Friday, May 16, 2014

An eerie but satisfying family saga

The Chapman Books

By Aaron J French, Erik T. Johnson, and Adam P. Lewis

Publisher: Uncanny Books

Pub. Date: March 8, 2014

Rating: 4 out of 5 stars



The Chapman Books has an intriguing premise. A group of photographs, newspaper clippings and manuscripts are found in a house of Lewis Adams' deceased aunt. The three manuscripts keep referring to a Chapman family in the late 19th century. The papers tells strange stories about this family often referring to the patriarchal Harold Chapman and includes many references to scandals, mysterious deaths and occult incidences. The manuscripts, "well, he called them manuscripts, but more accurately they were diaries of a kind", were also quite conflictual in dates, regions, and even whether there were more than one Harold Chapman. Adams, with the help of Aaron J. French, and Erik T. Johnson took each manuscript and styled them into 3 separate tales. On talking with Aaron J. French, he implied that this part about the newly discovered manuscripts was true. Having read the stories allegedly based on them, I am more than a little skeptical of that claim. But that is a moot point because the three stories that comprise The Chapman Books make for a very strange and eerie read and a spookingly pleasurable look at one of the strangest families, fictional or otherwise, to creep out 19th century America.

Aaron J. French wrote the first story titled "The Stain" and it is my favorite of the three. It appears to take place shortly after WWI. Dr. Stetson is called from his home in South Carolina to Manhattan to treat the family of a woman he hasn't seen since she was a little girl. The eeriness started quickly as the doctor is interrupted on the journey by a pig-faced man who shows him a card saying "You are going to die".

"The Stain" is an imaginative take on the demon possession story as we meet the Chapmans, or at least this version of the Chapmans, and learn their secrets. The author wastes no time in setting the environment and is quite good at giving more than a few literary scares. It has a decidedly Gothic feel and catches the feel of the early 20th century quite well. While he has good and solid characterizations, it is the pigman that stays in the mind. It will be a nice addition to your nightmares.

The second story, "The Delirium" is very different from the first and third which is a problem. Erik T. Johnson has a very unique style.

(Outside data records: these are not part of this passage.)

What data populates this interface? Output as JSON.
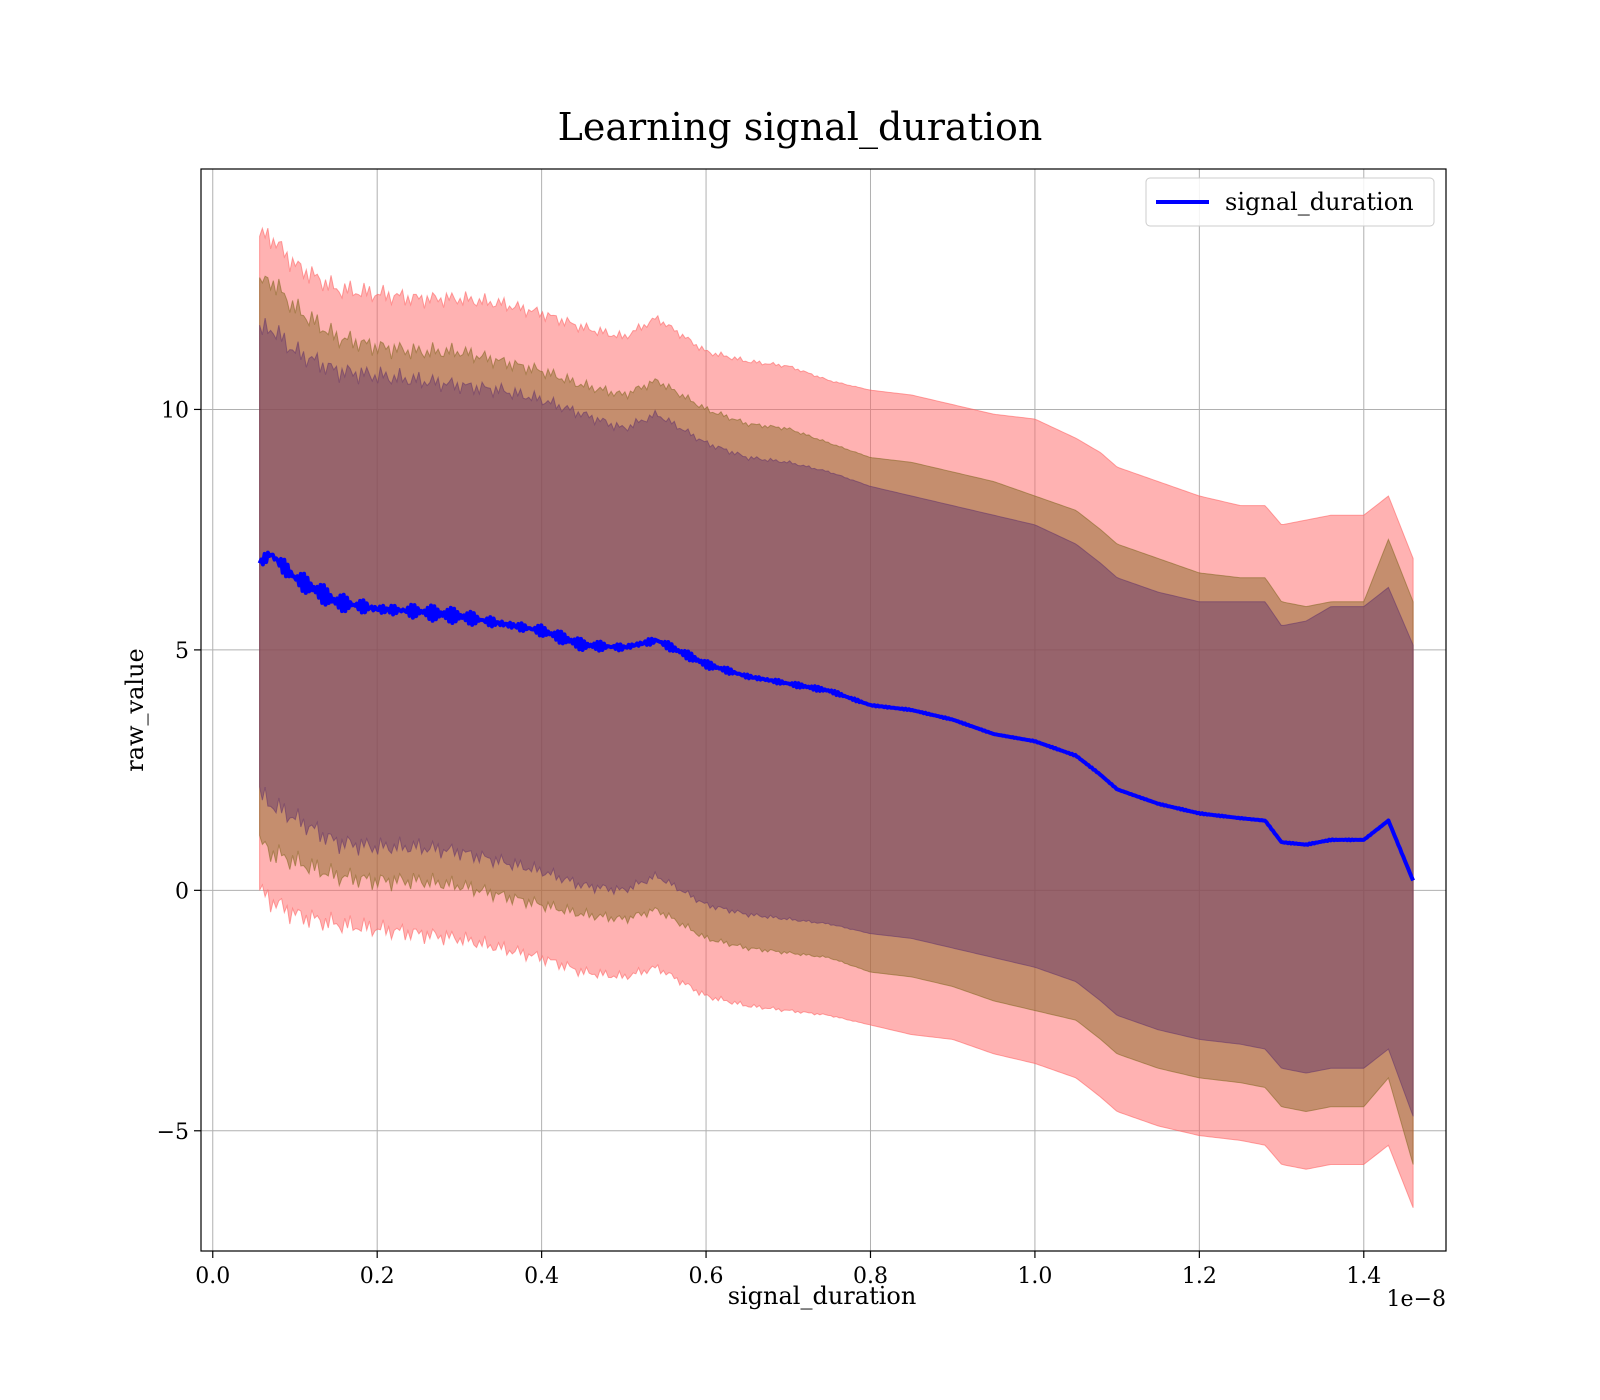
{
  "chart_data": {
    "type": "line",
    "title": "Learning signal_duration",
    "xlabel": "signal_duration",
    "ylabel": "raw_value",
    "x_offset_label": "1e−8",
    "x_scale_exponent": -8,
    "xlim": [
      -0.0143,
      1.5
    ],
    "ylim": [
      -7.5,
      15.0
    ],
    "x_ticks": [
      0.0,
      0.2,
      0.4,
      0.6,
      0.8,
      1.0,
      1.2,
      1.4
    ],
    "x_tick_labels": [
      "0.0",
      "0.2",
      "0.4",
      "0.6",
      "0.8",
      "1.0",
      "1.2",
      "1.4"
    ],
    "y_ticks": [
      -5,
      0,
      5,
      10
    ],
    "y_tick_labels": [
      "−5",
      "0",
      "5",
      "10"
    ],
    "grid": true,
    "legend_placement": "top-right",
    "series": [
      {
        "name": "signal_duration",
        "color": "#0000ff",
        "x": [
          0.057,
          0.07,
          0.1,
          0.15,
          0.2,
          0.25,
          0.3,
          0.35,
          0.4,
          0.45,
          0.5,
          0.54,
          0.6,
          0.65,
          0.7,
          0.75,
          0.8,
          0.85,
          0.9,
          0.95,
          1.0,
          1.05,
          1.08,
          1.1,
          1.15,
          1.2,
          1.25,
          1.28,
          1.3,
          1.33,
          1.36,
          1.4,
          1.43,
          1.46
        ],
        "values": [
          6.8,
          7.0,
          6.5,
          6.0,
          5.85,
          5.8,
          5.7,
          5.55,
          5.4,
          5.1,
          5.05,
          5.2,
          4.7,
          4.45,
          4.3,
          4.15,
          3.85,
          3.75,
          3.55,
          3.25,
          3.1,
          2.8,
          2.4,
          2.1,
          1.8,
          1.6,
          1.5,
          1.45,
          1.0,
          0.95,
          1.05,
          1.05,
          1.45,
          0.2
        ]
      }
    ],
    "bands": [
      {
        "color": "#ff6666",
        "x": [
          0.057,
          0.07,
          0.1,
          0.15,
          0.2,
          0.25,
          0.3,
          0.35,
          0.4,
          0.45,
          0.5,
          0.54,
          0.6,
          0.65,
          0.7,
          0.75,
          0.8,
          0.85,
          0.9,
          0.95,
          1.0,
          1.05,
          1.08,
          1.1,
          1.15,
          1.2,
          1.25,
          1.28,
          1.3,
          1.33,
          1.36,
          1.4,
          1.43,
          1.46
        ],
        "upper": [
          13.6,
          13.6,
          13.0,
          12.5,
          12.4,
          12.3,
          12.3,
          12.2,
          12.0,
          11.7,
          11.5,
          11.9,
          11.2,
          11.0,
          10.9,
          10.6,
          10.4,
          10.3,
          10.1,
          9.9,
          9.8,
          9.4,
          9.1,
          8.8,
          8.5,
          8.2,
          8.0,
          8.0,
          7.6,
          7.7,
          7.8,
          7.8,
          8.2,
          6.9
        ],
        "lower": [
          0.0,
          -0.2,
          -0.5,
          -0.7,
          -0.8,
          -0.9,
          -1.0,
          -1.2,
          -1.4,
          -1.7,
          -1.8,
          -1.6,
          -2.2,
          -2.4,
          -2.5,
          -2.6,
          -2.8,
          -3.0,
          -3.1,
          -3.4,
          -3.6,
          -3.9,
          -4.3,
          -4.6,
          -4.9,
          -5.1,
          -5.2,
          -5.3,
          -5.7,
          -5.8,
          -5.7,
          -5.7,
          -5.3,
          -6.6
        ]
      },
      {
        "color": "#8b6a2a",
        "x": [
          0.057,
          0.07,
          0.1,
          0.15,
          0.2,
          0.25,
          0.3,
          0.35,
          0.4,
          0.45,
          0.5,
          0.54,
          0.6,
          0.65,
          0.7,
          0.75,
          0.8,
          0.85,
          0.9,
          0.95,
          1.0,
          1.05,
          1.08,
          1.1,
          1.15,
          1.2,
          1.25,
          1.28,
          1.3,
          1.33,
          1.36,
          1.4,
          1.43,
          1.46
        ],
        "upper": [
          12.6,
          12.7,
          12.1,
          11.5,
          11.3,
          11.2,
          11.2,
          11.0,
          10.8,
          10.5,
          10.3,
          10.6,
          10.0,
          9.7,
          9.6,
          9.3,
          9.0,
          8.9,
          8.7,
          8.5,
          8.2,
          7.9,
          7.5,
          7.2,
          6.9,
          6.6,
          6.5,
          6.5,
          6.0,
          5.9,
          6.0,
          6.0,
          7.3,
          6.0
        ],
        "lower": [
          1.0,
          0.8,
          0.6,
          0.3,
          0.2,
          0.2,
          0.1,
          -0.1,
          -0.3,
          -0.5,
          -0.6,
          -0.4,
          -1.0,
          -1.2,
          -1.3,
          -1.4,
          -1.7,
          -1.8,
          -2.0,
          -2.3,
          -2.5,
          -2.7,
          -3.1,
          -3.4,
          -3.7,
          -3.9,
          -4.0,
          -4.1,
          -4.5,
          -4.6,
          -4.5,
          -4.5,
          -3.9,
          -5.7
        ]
      },
      {
        "color": "#6a3a6a",
        "x": [
          0.057,
          0.07,
          0.1,
          0.15,
          0.2,
          0.25,
          0.3,
          0.35,
          0.4,
          0.45,
          0.5,
          0.54,
          0.6,
          0.65,
          0.7,
          0.75,
          0.8,
          0.85,
          0.9,
          0.95,
          1.0,
          1.05,
          1.08,
          1.1,
          1.15,
          1.2,
          1.25,
          1.28,
          1.3,
          1.33,
          1.36,
          1.4,
          1.43,
          1.46
        ],
        "upper": [
          11.6,
          11.7,
          11.2,
          10.8,
          10.7,
          10.6,
          10.5,
          10.4,
          10.2,
          9.9,
          9.6,
          9.9,
          9.3,
          9.0,
          8.9,
          8.7,
          8.4,
          8.2,
          8.0,
          7.8,
          7.6,
          7.2,
          6.8,
          6.5,
          6.2,
          6.0,
          6.0,
          6.0,
          5.5,
          5.6,
          5.9,
          5.9,
          6.3,
          5.1
        ],
        "lower": [
          2.0,
          1.8,
          1.5,
          1.0,
          0.9,
          0.9,
          0.8,
          0.6,
          0.4,
          0.1,
          0.0,
          0.3,
          -0.3,
          -0.5,
          -0.6,
          -0.7,
          -0.9,
          -1.0,
          -1.2,
          -1.4,
          -1.6,
          -1.9,
          -2.3,
          -2.6,
          -2.9,
          -3.1,
          -3.2,
          -3.3,
          -3.7,
          -3.8,
          -3.7,
          -3.7,
          -3.3,
          -4.7
        ]
      }
    ]
  }
}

It's a little like a weird cross between R. A. Lafferty and Robert Anton Wilson. He is fond of strange names, surrealistic and fragmented descriptions, and puns that are often sexually loaded. Some are thrown in so haphazardly that it interrupts the flow of the story. For instance, I am still not sure a term like "Cuntdescending" is an intentional pun or a typo. It is a style of writing I can usually get absorbed in simply for the feel of the wordplay on my tongue and mind but having been set between two shorter and different tales, it is jarring. The time frame of the story is in the 1860s and 1880s. The plot is quite fascinating. It involves an orphan, an ethically challenged doctor also named Harold Chapman, and a medicine called Etceracaine that comes in handy considering the author's somewhat psychedelic meanderings. Yet it does become a little difficult to follow due to the author's unique style. It is a fascinating bit of storytelling but it is also, in my opinion, the weaker of the three.

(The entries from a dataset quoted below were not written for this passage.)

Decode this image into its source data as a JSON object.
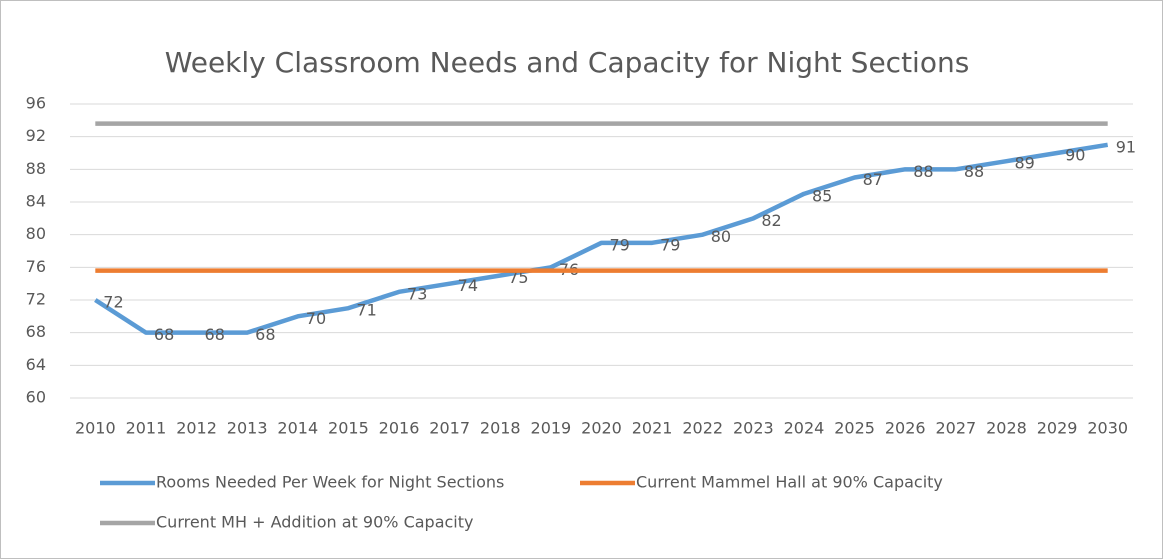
{
  "chart_data": {
    "type": "line",
    "title": "Weekly Classroom Needs and Capacity for Night Sections",
    "categories": [
      "2010",
      "2011",
      "2012",
      "2013",
      "2014",
      "2015",
      "2016",
      "2017",
      "2018",
      "2019",
      "2020",
      "2021",
      "2022",
      "2023",
      "2024",
      "2025",
      "2026",
      "2027",
      "2028",
      "2029",
      "2030"
    ],
    "ylim": [
      60,
      96
    ],
    "yticks": [
      60,
      64,
      68,
      72,
      76,
      80,
      84,
      88,
      92,
      96
    ],
    "grid": true,
    "legend": "bottom",
    "series": [
      {
        "name": "Rooms Needed Per Week for Night Sections",
        "color": "#5b9bd5",
        "data_labels": true,
        "values": [
          72,
          68,
          68,
          68,
          70,
          71,
          73,
          74,
          75,
          76,
          79,
          79,
          80,
          82,
          85,
          87,
          88,
          88,
          89,
          90,
          91
        ]
      },
      {
        "name": "Current Mammel Hall at 90% Capacity",
        "color": "#ed7d31",
        "values": [
          75.6,
          75.6,
          75.6,
          75.6,
          75.6,
          75.6,
          75.6,
          75.6,
          75.6,
          75.6,
          75.6,
          75.6,
          75.6,
          75.6,
          75.6,
          75.6,
          75.6,
          75.6,
          75.6,
          75.6,
          75.6
        ]
      },
      {
        "name": "Current MH +  Addition at 90% Capacity",
        "color": "#a5a5a5",
        "values": [
          93.6,
          93.6,
          93.6,
          93.6,
          93.6,
          93.6,
          93.6,
          93.6,
          93.6,
          93.6,
          93.6,
          93.6,
          93.6,
          93.6,
          93.6,
          93.6,
          93.6,
          93.6,
          93.6,
          93.6,
          93.6
        ]
      }
    ]
  }
}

Adam P. Lewis's "The Remains" returns to a more conventional form of narrative. We are again introduced to The Chapman Family with the names of the family members being the same as in "The Stain." Yet this is a somewhat different family that doesn't quite mesh with the first story. This brings up an interesting conceit in this book. These are stories that do not totally gel together and are intentionally conflictual. The three writers clearly did not want to have a comfortable "everything fits together" experience but instead have created a "Chapman Mystique" that entertainingly baffles instead of explain. The Chapmans are not referred to so much as one family but as "variants" on which the authors place their own interpretations. Each author brings those interpretation to the family irregardless of continuity. It an unusual approach and in this case a successful one. In Lewis' story, a Dr. Myerburg is called to the Chapman household on a medical emergency and is confronted with a entity called a "torturing pestilence". I will leave the rest for you to experience but this is possibly the most straight-forward horror tale of the three and, if I liked the first story the best, "The Remains" is a very close second.

So overall, I really liked the stories by French and Lewis but was somewhat perplexed by Johnson's contribution. Yet the book should be rated by its ability to meld these three tales into a satisfying telling of the Chapman Saga, complete with its contradictions. By that and its successful attempt to scare and entertain, it deserves a solid four stars.